Antibodies to mitochondrial proteins, among anti-keratinocyte antibodies and several other soluble pathogenic factors, act synergistically to activate keratinocyte cell death pathways in PV (Figure 1). In an organ culture of neonatal mouse skin—an in vitro model of PV—AMA and anti-Dsg1/3 autoantibodies acted synergistically to induce acantholysis [21]. TIn that study, treatment with AMA alone did not result in acantholysis, however the combination of AMA and a mixture of anti-Dsg antibodies induced acantholysis. The AMA/anti-Dsg3 combination induced epidermal splitting suprabasally and the AMA/anti-Dsg1 combination induced epidermal splitting subcorneally, which is characteristic of pemphigus foliaceus. Moreover, while acantholysis was observed following treatment with high concentrations of the human anti-Dsg single-chain variable fragment (scFv), at low, physiologic doses the scFv was not able to induce keratinocyte detachment. Acantholysis was only observed when it was combined with AMA [21]. The synergy of AMA with other autoantibodies in PV implies that a simultaneous hit is required to alter the keratinocyte ability to maintain epidermal integrity. It is theorized that the binding of a single type of autoantibody only induces reversible changes in the keratinocyte, such that the cell maintains its ability to recover via self-repair mechanisms. Irreversible keratinocyte damage only occurs following presumed synchronized inactivation of salvage pathways by partnering autoantibodies, leading to loss of epidermal integrity [21].

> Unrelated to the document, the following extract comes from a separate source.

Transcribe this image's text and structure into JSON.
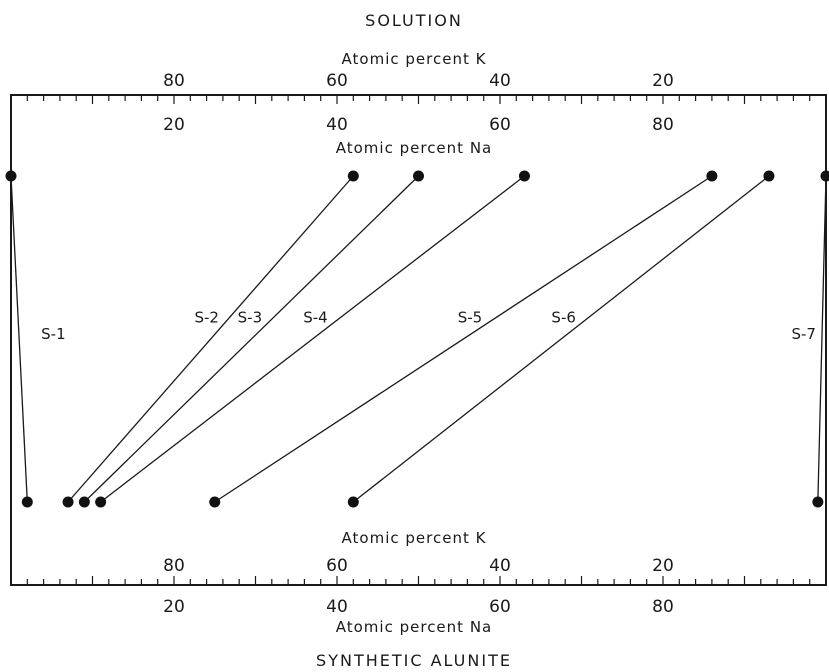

Figure 1. Hypothetical multipathogenic mechanism of interconnected signaling cascades leading to keratinocyte apoptolysis in pemphigus (modified from Marchenko et al. [19]). AMA: antimitochondrial antibodies; Anti-Dsg3 PVAb: anti-desmoglein 3 PV antibody; Cs: caspase; Dsg3: desmoglein-3; EGFR: epidermal growth factor receptor; FasL: Fas ligand; FasR: Fas receptor; JNK: c-Jun N-terminal kinase; mTOR: mammalian target of rapamycin; NO: nitric oxide; nDPVAb: non-Dsg PV antibodies; OPVAg: other PV antigens; PKC: protein kinase C; PVAb: PV antibody; Src: SRC proto-oncogene, nonreceptor tyrosine kinase; TNF-α: tumor necrosis factor-α.